Os médicos árabes usaram também compostos de arsênio em inalação, pílulas e poções, e também em aplicações externas. Durante a Idade Média os compostos arsenicais caíram no esquecimento sendo relegados aos curandeiros que os prescreviam contra algumas enfermidades. Roger Bacon e Alberto Magno se detiveram no seu estudo.
O primeiro que o estudou em detalhes foi George Brandt em 1633, e Johann Schroeder o obteve em 1649 pela ação do carvão sobre o ácido arsênico. A Jöns Jacob Berzelius se devem as primeiras investigações acerca da composição dos compostos de arsênio. A partir do século XVIII os compostos arsenicais conseguiram um posto de primeira ordem na terapêutica até serem substituídos pelas sulfamidas e os antibióticos.
            Porém, o arsênio continua sendo um veneno mortal, utilizado em muitos assassinatos. Pois nosso perito chamou-me a atenção para a tonalidade cinza metálico encontrada na extremidade da orelha direita do cadáver, exatamente no ponto onde havia um corte provavelmente efetuado pela tesoura.
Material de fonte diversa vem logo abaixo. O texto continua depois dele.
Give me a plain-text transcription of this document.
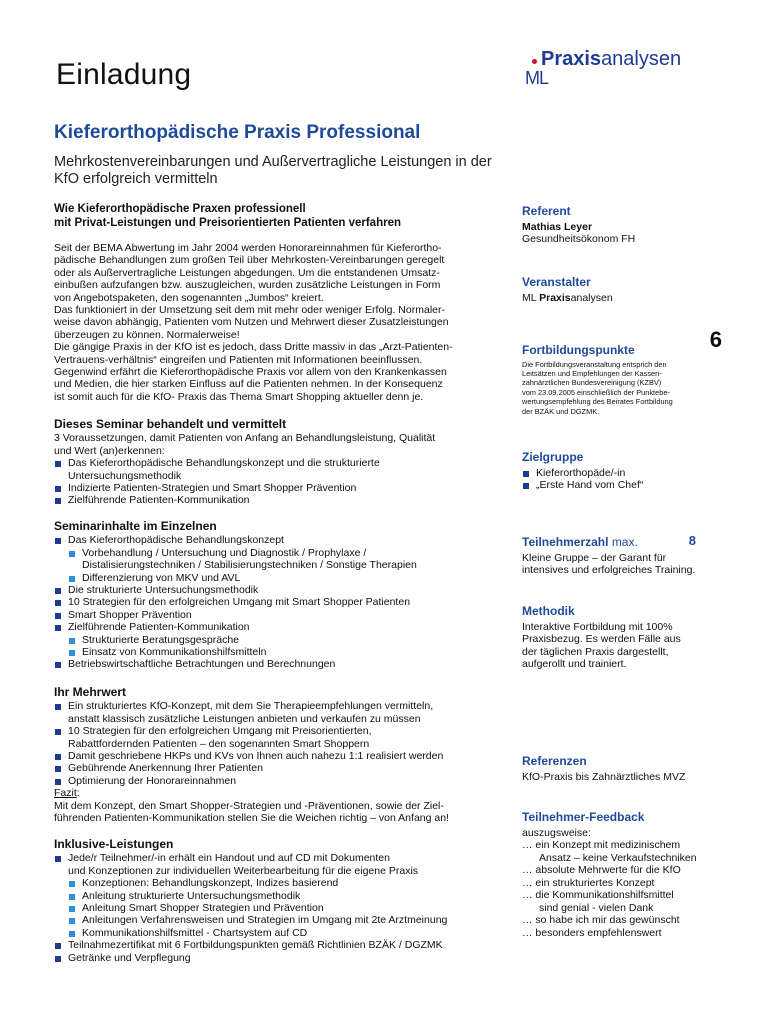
Einladung	Praxisanalysen
ML
Kieferorthopädische Praxis Professional
Mehrkostenvereinbarungen und Außervertragliche Leistungen in der KfO erfolgreich vermitteln
Wie Kieferorthopädische Praxen professionell
mit Privat-Leistungen und Preisorientierten Patienten verfahren

Seit der BEMA Abwertung im Jahr 2004 werden Honorareinnahmen für Kieferortho-

pädische Behandlungen zum großen Teil über Mehrkosten-Vereinbarungen geregelt

oder als Außervertragliche Leistungen abgedungen. Um die entstandenen Umsatz-

einbußen aufzufangen bzw. auszugleichen, wurden zusätzliche Leistungen in Form

von Angebotspaketen, den sogenannten „Jumbos“ kreiert.

Das funktioniert in der Umsetzung seit dem mit mehr oder weniger Erfolg. Normaler-

weise davon abhängig, Patienten vom Nutzen und Mehrwert dieser Zusatzleistungen

überzeugen zu können. Normalerweise!

Die gängige Praxis in der KfO ist es jedoch, dass Dritte massiv in das „Arzt-Patienten-

Vertrauens-verhältnis“ eingreifen und Patienten mit Informationen beeinflussen.

Gegenwind erfährt die Kieferorthopädische Praxis vor allem von den Krankenkassen

und Medien, die hier starken Einfluss auf die Patienten nehmen. In der Konsequenz

ist somit auch für die KfO- Praxis das Thema Smart Shopping aktueller denn je.

Dieses Seminar behandelt und vermittelt
3 Voraussetzungen, damit Patienten von Anfang an Behandlungsleistung, Qualität
und Wert (an)erkennen:
Das Kieferorthopädische Behandlungskonzept und die strukturierte
Untersuchungsmethodik
Indizierte Patienten-Strategien und Smart Shopper Prävention
Zielführende Patienten-Kommunikation
Seminarinhalte im Einzelnen
Das Kieferorthopädische Behandlungskonzept
Vorbehandlung / Untersuchung und Diagnostik / Prophylaxe /
Distalisierungstechniken / Stabilisierungstechniken / Sonstige Therapien
Differenzierung von MKV und AVL
Die strukturierte Untersuchungsmethodik
10 Strategien für den erfolgreichen Umgang mit Smart Shopper Patienten
Smart Shopper Prävention
Zielführende Patienten-Kommunikation
Strukturierte Beratungsgespräche
Einsatz von Kommunikationshilfsmitteln
Betriebswirtschaftliche Betrachtungen und Berechnungen
Ihr Mehrwert
Ein strukturiertes KfO-Konzept, mit dem Sie Therapieempfehlungen vermitteln,
anstatt klassisch zusätzliche Leistungen anbieten und verkaufen zu müssen
10 Strategien für den erfolgreichen Umgang mit Preisorientierten,
Rabattfordernden Patienten – den sogenannten Smart Shoppern
Damit geschriebene HKPs und KVs von Ihnen auch nahezu 1:1 realisiert werden
Gebührende Anerkennung Ihrer Patienten
Optimierung der Honorareinnahmen
Fazit:
Mit dem Konzept, den Smart Shopper-Strategien und -Präventionen, sowie der Ziel-
führenden Patienten-Kommunikation stellen Sie die Weichen richtig – von Anfang an!
Inklusive-Leistungen
Jede/r Teilnehmer/-in erhält ein Handout und auf CD mit Dokumenten
und Konzeptionen zur individuellen Weiterbearbeitung für die eigene Praxis
Konzeptionen: Behandlungskonzept, Indizes basierend
Anleitung strukturierte Untersuchungsmethodik
Anleitung Smart Shopper Strategien und Prävention
Anleitungen Verfahrensweisen und Strategien im Umgang mit 2te Arztmeinung
Kommunikationshilfsmittel - Chartsystem auf CD
Teilnahmezertifikat mit 6 Fortbildungspunkten gemäß Richtlinien BZÄK / DGZMK
Getränke und Verpflegung
Referent
Mathias Leyer
Gesundheitsökonom FH
Veranstalter
ML Praxisanalysen
Fortbildungspunkte	6
Die Fortbildungsveranstaltung entsprich den
Leitsätzen und Empfehlungen der Kassen-
zahnärztlichen Bundesvereinigung (KZBV)
vom 23.09.2005 einschließlich der Punktebe-
wertungsempfehlung des Beirates Fortbildung
der BZÄK und DGZMK.
Zielgruppe
Kieferorthopäde/-in
„Erste Hand vom Chef“
Teilnehmerzahl max.	8
Kleine Gruppe – der Garant für
intensives und erfolgreiches Training.
Methodik
Interaktive Fortbildung mit 100%
Praxisbezug. Es werden Fälle aus
der täglichen Praxis dargestellt,
aufgerollt und trainiert.
Referenzen
KfO-Praxis bis Zahnärztliches MVZ
Teilnehmer-Feedback
auszugsweise:
… ein Konzept mit medizinischem
Ansatz – keine Verkaufstechniken
… absolute Mehrwerte für die KfO
… ein strukturiertes Konzept
… die Kommunikationshilfsmittel
sind genial - vielen Dank
… so habe ich mir das gewünscht
… besonders empfehlenswert
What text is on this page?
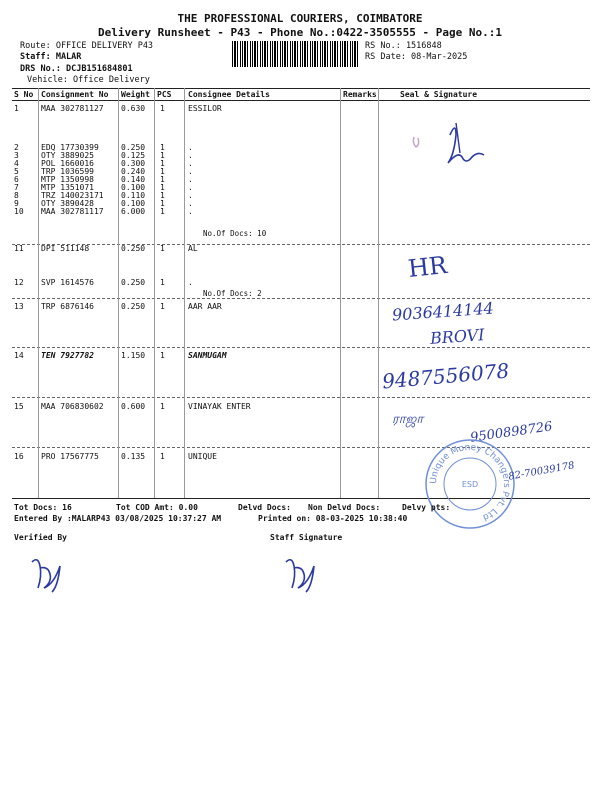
THE PROFESSIONAL COURIERS, COIMBATORE
Delivery Runsheet - P43 - Phone No.:0422-3505555 - Page No.:1
Route: OFFICE DELIVERY P43
Staff: MALAR
DRS No.: DCJB151684801
Vehicle: Office Delivery
RS No.: 1516848
RS Date: 08-Mar-2025
S No Consignment No Weight PCS Consignee Details	Remarks	Seal & Signature
1	MAA 302781127 0.630 1	ESSILOR
2	EDQ 17730399	0.250 1	.
3	OTY 3889025	0.125 1	.
4	POL 1660016	0.300 1	.
5	TRP 1036599	0.240 1	.
6	MTP 1350998	0.140 1	.
7	MTP 1351071	0.100 1	.
8	TRZ 140023171 0.110 1	.
9	OTY 3890428	0.100 1	.
10 MAA 302781117 6.000 1	.
11 DPI 511148	0.250 1	AL
12 SVP 1614576	0.250 1	.
13 TRP 6876146	0.250 1	AAR AAR
14 TEN 7927782	1.150 1	SANMUGAM
15 MAA 706830602 0.600 1	VINAYAK ENTER
16 PRO 17567775	0.135 1	UNIQUE
No.Of Docs: 10
No.Of Docs: 2
HR
9036414144
BROVI
9487556078
ராஜா	9500898726
Unique Money Changers Pvt. Ltd
ESD
82-70039178
Tot Docs: 16	Tot COD Amt: 0.00	Delvd Docs: Non Delvd Docs:	Delvy pts:
Entered By :MALARP43 03/08/2025 10:37:27 AM	Printed on: 08-03-2025 10:38:40
Verified By	Staff Signature
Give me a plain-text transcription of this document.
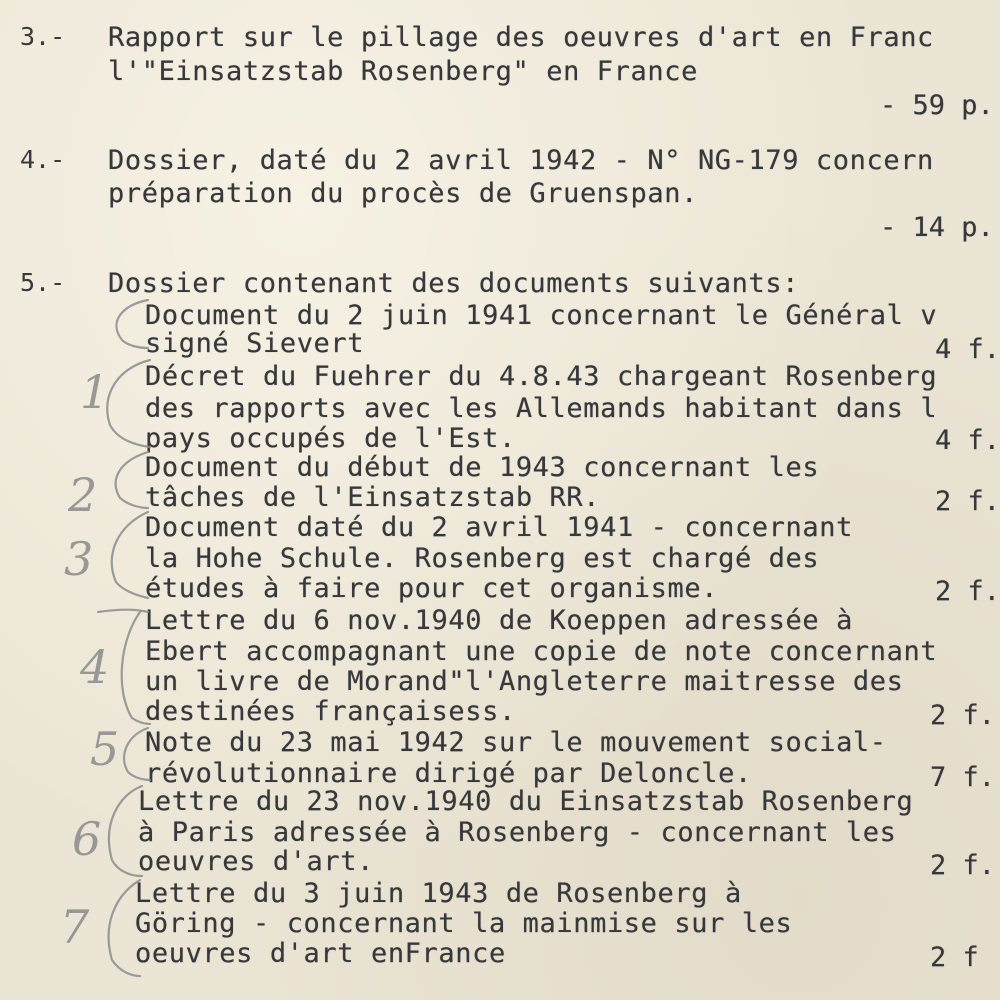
3.- Rapport sur le pillage des oeuvres d'art en Franc
l'"Einsatzstab Rosenberg" en France
- 59 p.
4.- Dossier, daté du 2 avril 1942 - N° NG-179 concern
préparation du procès de Gruenspan.
- 14 p.
5.- Dossier contenant des documents suivants:
Document du 2 juin 1941 concernant le Général v
signé Sievert	4 f.
Décret du Fuehrer du 4.8.43 chargeant Rosenberg
des rapports avec les Allemands habitant dans l
pays occupés de l'Est.	4 f.
Document du début de 1943 concernant les
tâches de l'Einsatzstab RR.	2 f.
Document daté du 2 avril 1941 - concernant
la Hohe Schule. Rosenberg est chargé des
études à faire pour cet organisme.	2 f.
Lettre du 6 nov.1940 de Koeppen adressée à
Ebert accompagnant une copie de note concernant
un livre de Morand"l'Angleterre maitresse des
destinées françaisess.	2 f.
Note du 23 mai 1942 sur le mouvement social-
révolutionnaire dirigé par Deloncle.	7 f.
Lettre du 23 nov.1940 du Einsatzstab Rosenberg
à Paris adressée à Rosenberg - concernant les
oeuvres d'art.	2 f.
Lettre du 3 juin 1943 de Rosenberg à
Göring - concernant la mainmise sur les
oeuvres d'art enFrance	2 f
1
2
3
4
5
6
7
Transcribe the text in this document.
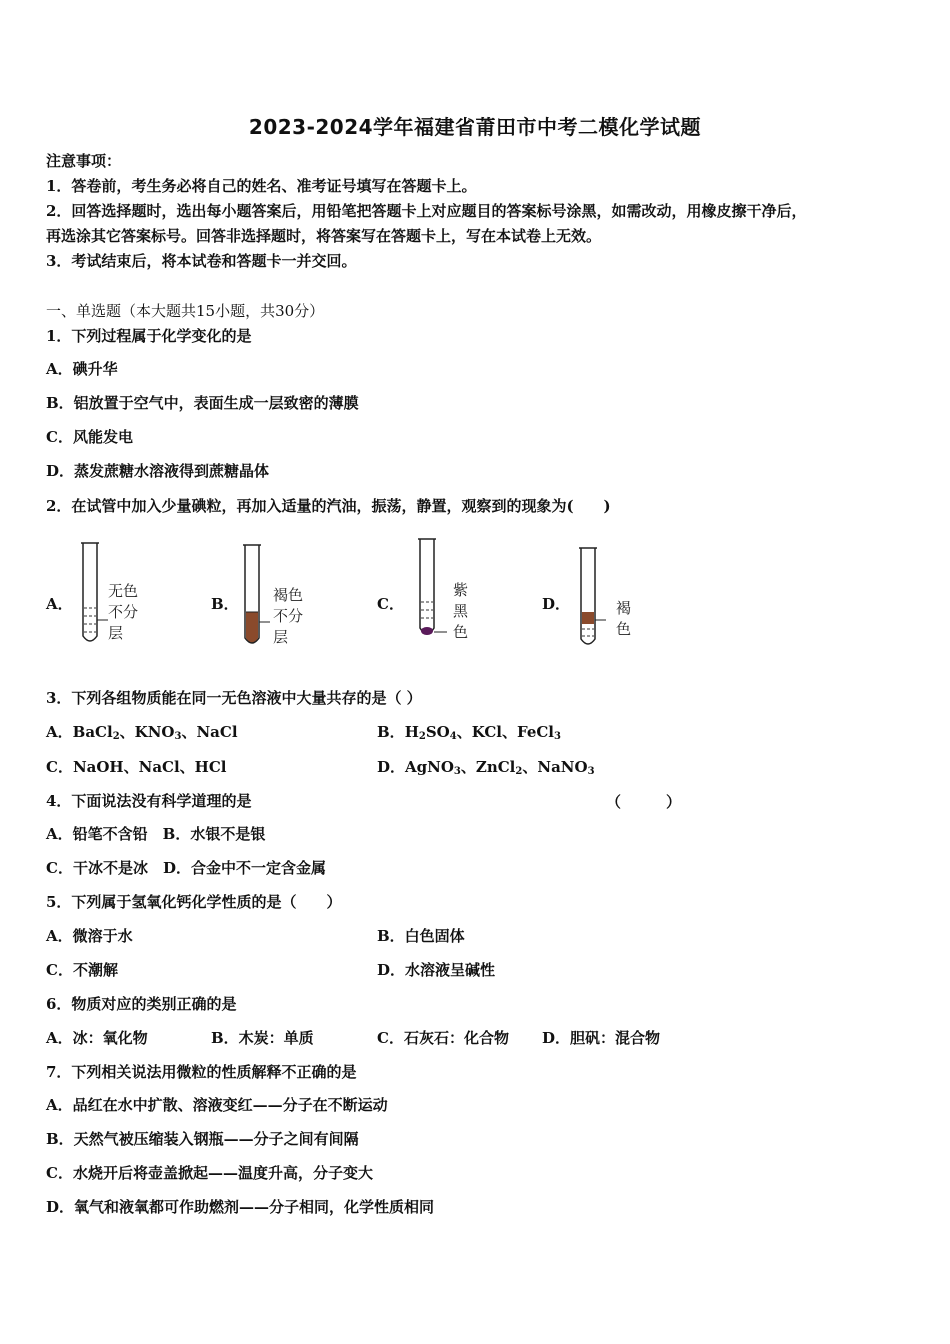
2023-2024学年福建省莆田市中考二模化学试题
注意事项：
1．答卷前，考生务必将自己的姓名、准考证号填写在答题卡上。
2．回答选择题时，选出每小题答案后，用铅笔把答题卡上对应题目的答案标号涂黑，如需改动，用橡皮擦干净后，
再选涂其它答案标号。回答非选择题时，将答案写在答题卡上，写在本试卷上无效。
3．考试结束后，将本试卷和答题卡一并交回。
一、单选题（本大题共15小题，共30分）
1．下列过程属于化学变化的是
A．碘升华
B．铝放置于空气中，表面生成一层致密的薄膜
C．风能发电
D．蒸发蔗糖水溶液得到蔗糖晶体
2．在试管中加入少量碘粒，再加入适量的汽油，振荡，静置，观察到的现象为(　　)
A．
无色
不分
层
B． 褐色
不分
层
C．
紫
黑
色
D．	褐
色
3．下列各组物质能在同一无色溶液中大量共存的是（ ）
A．BaCl$_2$、$KNO_3$、NaCl	B．$H_2SO_4$、KCl、FeCl$_3$
C．NaOH、NaCl、HCl	D．AgNO$_3$、ZnCl$_2$、NaNO$_3$
4．下面说法没有科学道理的是	（　　　）
A．铅笔不含铅　B．水银不是银
C．干冰不是冰　D．合金中不一定含金属
5．下列属于氢氧化钙化学性质的是（　　）
A．微溶于水	B．白色固体
C．不潮解	D．水溶液呈碱性
6．物质对应的类别正确的是
A．冰：氧化物	B．木炭：单质	C．石灰石：化合物 D．胆矾：混合物
7．下列相关说法用微粒的性质解释不正确的是
A．品红在水中扩散、溶液变红——分子在不断运动
B．天然气被压缩装入钢瓶——分子之间有间隔
C．水烧开后将壶盖掀起——温度升高，分子变大
D．氧气和液氧都可作助燃剂——分子相同，化学性质相同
Um rápido exame toxicológico revelou forte presença de arsênio, a mesma substância sendo encontrada na tesoura cravada na virilha do cadáver.”
            O delegado fez uma pausa solene e, cheio de si, proferiu a sentença final.”
            “O homem não morreu do ferimento na virilha, seguido de exsanguinação. Morreu envenenado por arsênio. Depois de morto a tesoura foi cirurgicamente cravada, drenando o sague do cadáver ainda fresco.”
            E arrematou:
            “Dona Suzete, a senhora trabalha com arsênio?”
            Outro susto! Suzete quase caiu da cadeira. “Arsênio? Como assim? O senhor acha que fui eu quem matou o homem? Só porque estava na minha cadeira? Só porque a tesoura era minha? O senhor não percebe que o assassino (ou assassina) deseja me incriminar? Meu Deus, que loucura!”
            O interrogatório estendeu-se por toda a manhã, até que Suzete foi liberada, nas mesmas condições já citadas; deveria permanecer à disposição do delegado.
            Fiquei mais um dia em A., Suzete ainda agitada, acreditando que a descoberta do arsênio na tesoura só podia ser coisa da Margarida, tida com feiticeira.
            Já em casa, falo com ela duas ou três vezes ao dia, pelo Skype. O salão permanece interditado. As buscas para a descoberta do criminoso (ou criminosa) continuam intensas, o delegado empenhadíssimo em esclarecer o crime, presente em todas as manchetes dos jornais, na Internet, Tweeter, Facebook, etc.
            Procuro acalmar Suzete, ainda agitada; não é para menos, está em apuros.